Jak podaje „The Sunday Times”, przeprowadzone ekspertyzy wykazały, że utrzymywanie w obecnym stanie pozostałości wieżowca zagraża sąsiadującym z nim budynkom, w tym szkole średniej. Postanowiono, że Grenfell Tower zostanie rozebrany. Prace rozpoczną się jednak dopiero w przyszłym roku, najpewniej po piątej rocznicy wybuchu pożaru.

Gazeta dodaje, że informacja rozczarowała rodziny ofiar oraz osoby, które przeżyły pożar. Zrzeszeni w Grenfell United są zniesmaczeni faktem, że nikt nie konsultował z nimi tej decyzji. Część rodzin uważa, że szczątki wieżowca powinny pozostać na miejscu jako miejsce pamięci.
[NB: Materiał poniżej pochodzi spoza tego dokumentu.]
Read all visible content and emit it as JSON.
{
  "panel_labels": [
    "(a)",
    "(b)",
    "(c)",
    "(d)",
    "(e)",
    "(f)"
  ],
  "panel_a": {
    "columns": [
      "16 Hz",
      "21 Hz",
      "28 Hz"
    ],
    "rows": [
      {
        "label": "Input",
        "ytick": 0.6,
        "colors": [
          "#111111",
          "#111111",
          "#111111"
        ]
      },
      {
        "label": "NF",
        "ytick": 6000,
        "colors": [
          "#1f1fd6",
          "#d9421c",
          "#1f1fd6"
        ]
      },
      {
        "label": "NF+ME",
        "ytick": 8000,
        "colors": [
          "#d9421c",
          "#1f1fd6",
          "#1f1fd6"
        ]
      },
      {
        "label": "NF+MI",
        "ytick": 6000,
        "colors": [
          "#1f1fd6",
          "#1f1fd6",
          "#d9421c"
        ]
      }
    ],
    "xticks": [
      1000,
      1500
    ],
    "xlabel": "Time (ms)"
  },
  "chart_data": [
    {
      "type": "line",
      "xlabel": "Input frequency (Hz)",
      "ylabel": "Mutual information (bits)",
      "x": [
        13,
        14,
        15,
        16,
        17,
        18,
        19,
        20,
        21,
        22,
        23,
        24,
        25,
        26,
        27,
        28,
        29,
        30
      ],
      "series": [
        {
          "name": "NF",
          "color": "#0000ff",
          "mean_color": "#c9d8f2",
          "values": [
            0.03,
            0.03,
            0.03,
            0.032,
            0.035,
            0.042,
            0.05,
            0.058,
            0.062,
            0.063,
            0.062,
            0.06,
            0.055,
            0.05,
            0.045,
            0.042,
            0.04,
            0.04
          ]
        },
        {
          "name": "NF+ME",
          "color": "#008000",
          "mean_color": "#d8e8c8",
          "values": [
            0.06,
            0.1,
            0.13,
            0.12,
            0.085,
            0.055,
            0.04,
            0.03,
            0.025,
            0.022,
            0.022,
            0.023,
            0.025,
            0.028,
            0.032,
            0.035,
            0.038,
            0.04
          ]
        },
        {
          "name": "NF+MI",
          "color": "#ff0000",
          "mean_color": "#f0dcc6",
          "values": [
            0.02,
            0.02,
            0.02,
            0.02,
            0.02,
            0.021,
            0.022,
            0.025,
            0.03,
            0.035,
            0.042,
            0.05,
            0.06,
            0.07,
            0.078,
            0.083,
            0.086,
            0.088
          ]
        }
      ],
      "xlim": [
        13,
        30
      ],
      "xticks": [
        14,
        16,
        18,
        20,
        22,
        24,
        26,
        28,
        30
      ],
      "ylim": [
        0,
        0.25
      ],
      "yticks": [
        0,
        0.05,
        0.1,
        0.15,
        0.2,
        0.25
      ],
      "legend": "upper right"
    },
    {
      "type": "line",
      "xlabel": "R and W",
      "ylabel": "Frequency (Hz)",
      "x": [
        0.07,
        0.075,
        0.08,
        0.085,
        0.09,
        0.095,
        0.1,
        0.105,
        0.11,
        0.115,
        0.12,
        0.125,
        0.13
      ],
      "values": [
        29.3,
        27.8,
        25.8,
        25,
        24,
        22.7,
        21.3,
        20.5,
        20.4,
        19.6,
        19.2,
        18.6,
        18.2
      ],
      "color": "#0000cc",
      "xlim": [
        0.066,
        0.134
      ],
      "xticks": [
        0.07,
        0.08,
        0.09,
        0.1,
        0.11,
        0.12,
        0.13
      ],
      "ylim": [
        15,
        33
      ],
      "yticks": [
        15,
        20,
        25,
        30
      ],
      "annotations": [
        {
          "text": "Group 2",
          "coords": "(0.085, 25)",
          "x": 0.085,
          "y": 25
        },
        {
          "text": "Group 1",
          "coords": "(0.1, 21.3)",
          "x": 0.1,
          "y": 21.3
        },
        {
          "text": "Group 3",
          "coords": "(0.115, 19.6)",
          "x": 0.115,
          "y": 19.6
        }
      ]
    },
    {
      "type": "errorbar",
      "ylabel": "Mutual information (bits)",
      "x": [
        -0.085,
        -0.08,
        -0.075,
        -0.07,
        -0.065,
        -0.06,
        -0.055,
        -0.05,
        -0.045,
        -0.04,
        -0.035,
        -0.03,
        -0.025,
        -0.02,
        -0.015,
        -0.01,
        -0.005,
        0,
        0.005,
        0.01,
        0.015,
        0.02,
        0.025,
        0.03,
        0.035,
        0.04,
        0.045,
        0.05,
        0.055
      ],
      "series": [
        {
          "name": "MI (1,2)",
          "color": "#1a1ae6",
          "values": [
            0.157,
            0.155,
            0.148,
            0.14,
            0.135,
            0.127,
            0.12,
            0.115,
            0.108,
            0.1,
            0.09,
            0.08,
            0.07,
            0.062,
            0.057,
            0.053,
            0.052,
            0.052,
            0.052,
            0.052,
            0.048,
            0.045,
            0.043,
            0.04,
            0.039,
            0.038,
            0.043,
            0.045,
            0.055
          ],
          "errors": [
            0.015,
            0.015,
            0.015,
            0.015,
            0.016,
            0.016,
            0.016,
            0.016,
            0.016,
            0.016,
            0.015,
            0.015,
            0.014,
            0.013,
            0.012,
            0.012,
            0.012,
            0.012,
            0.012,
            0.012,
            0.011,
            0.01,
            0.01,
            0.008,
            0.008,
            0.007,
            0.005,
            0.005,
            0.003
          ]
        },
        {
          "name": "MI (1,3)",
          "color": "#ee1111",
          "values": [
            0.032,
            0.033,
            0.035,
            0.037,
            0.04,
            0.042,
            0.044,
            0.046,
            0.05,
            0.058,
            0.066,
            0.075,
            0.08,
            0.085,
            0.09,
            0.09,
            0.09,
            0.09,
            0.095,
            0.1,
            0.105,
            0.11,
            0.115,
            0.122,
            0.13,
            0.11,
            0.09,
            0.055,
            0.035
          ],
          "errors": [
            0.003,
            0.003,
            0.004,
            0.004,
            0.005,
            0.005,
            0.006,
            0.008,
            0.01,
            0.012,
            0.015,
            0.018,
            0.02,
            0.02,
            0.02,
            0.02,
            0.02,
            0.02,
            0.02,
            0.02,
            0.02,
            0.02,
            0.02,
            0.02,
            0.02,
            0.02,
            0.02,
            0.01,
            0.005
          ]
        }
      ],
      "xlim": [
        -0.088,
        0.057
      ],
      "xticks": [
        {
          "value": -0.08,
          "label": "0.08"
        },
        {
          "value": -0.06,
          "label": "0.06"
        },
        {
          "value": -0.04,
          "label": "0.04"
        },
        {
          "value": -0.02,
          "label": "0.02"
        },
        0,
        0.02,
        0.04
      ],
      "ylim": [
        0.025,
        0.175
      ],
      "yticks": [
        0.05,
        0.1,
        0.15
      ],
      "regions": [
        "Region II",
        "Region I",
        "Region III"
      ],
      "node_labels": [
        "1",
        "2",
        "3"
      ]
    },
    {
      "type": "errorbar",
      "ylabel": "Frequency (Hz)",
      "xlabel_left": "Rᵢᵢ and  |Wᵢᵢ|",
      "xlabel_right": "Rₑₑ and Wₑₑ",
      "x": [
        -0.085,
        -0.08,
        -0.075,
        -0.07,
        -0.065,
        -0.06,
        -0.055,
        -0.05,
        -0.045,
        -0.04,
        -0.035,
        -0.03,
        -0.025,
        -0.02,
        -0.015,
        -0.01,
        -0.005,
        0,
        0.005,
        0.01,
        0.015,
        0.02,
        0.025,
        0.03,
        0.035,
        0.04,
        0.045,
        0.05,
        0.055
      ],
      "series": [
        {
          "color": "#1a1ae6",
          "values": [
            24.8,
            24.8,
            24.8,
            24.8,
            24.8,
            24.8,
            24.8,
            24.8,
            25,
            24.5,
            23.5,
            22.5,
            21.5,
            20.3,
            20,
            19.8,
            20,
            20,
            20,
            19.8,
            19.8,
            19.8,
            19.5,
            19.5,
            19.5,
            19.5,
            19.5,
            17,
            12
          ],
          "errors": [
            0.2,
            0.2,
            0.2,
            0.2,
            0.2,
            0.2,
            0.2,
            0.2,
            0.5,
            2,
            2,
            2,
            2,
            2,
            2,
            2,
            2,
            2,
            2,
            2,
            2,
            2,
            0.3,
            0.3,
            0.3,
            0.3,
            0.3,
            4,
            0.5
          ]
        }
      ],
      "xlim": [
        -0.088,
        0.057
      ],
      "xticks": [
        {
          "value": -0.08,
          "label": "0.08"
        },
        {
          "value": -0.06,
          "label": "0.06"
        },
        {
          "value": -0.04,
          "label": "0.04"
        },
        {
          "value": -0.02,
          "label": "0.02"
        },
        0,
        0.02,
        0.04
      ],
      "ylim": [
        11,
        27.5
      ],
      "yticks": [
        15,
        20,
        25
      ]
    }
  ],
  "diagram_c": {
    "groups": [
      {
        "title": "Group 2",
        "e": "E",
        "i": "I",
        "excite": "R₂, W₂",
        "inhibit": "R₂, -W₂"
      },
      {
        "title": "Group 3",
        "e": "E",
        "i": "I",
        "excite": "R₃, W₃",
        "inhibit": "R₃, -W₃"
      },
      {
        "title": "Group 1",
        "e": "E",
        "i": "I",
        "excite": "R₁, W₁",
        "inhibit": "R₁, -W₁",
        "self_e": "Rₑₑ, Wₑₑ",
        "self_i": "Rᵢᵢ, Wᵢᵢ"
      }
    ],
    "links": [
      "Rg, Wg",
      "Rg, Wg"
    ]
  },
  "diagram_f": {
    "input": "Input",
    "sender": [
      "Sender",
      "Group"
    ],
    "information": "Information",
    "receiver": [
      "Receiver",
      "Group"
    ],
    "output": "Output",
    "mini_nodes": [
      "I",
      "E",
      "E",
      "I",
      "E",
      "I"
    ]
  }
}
Wysoki na 67,3 m wieżowiec Grenfell Tower powstawał w latach 1972–1974 r. Na 24 piętrach znajdowało się 120 mieszkań komunalnych, które zamieszkiwało około 600 osób, reprezentujących głównie mniejszości etniczne (większość stanowili muzułmanie). Między 2015 a 2016 r. budynek przeszedł remont, podczas którego odnowiono i wzmocniono elewację oraz wymieniono okna. To m.in. materiał, który wykorzystano wówczas do ocieplenia budynku przyczynił się do ekspresowego rozprzestrzenienia się ognia – w ciągu kilkunastu minut od wybuchu pożar rozprzestrzenił się niemal na wszystkie kondygnacje.

Pożar w Kensington wybuchł po północy, 14 czerwca 2017 r. Jego przyczyną była uszkodzona lodówka. Według ustaleń policji, w czasie pożaru w budynku znajdowały się 293 osoby. 72 z nich zmarły, 74 odniosły obrażenia. Był to najtragiczniejszy pożar w budynku mieszkalnym w Wielkiej Brytanii po II wojnie światowej.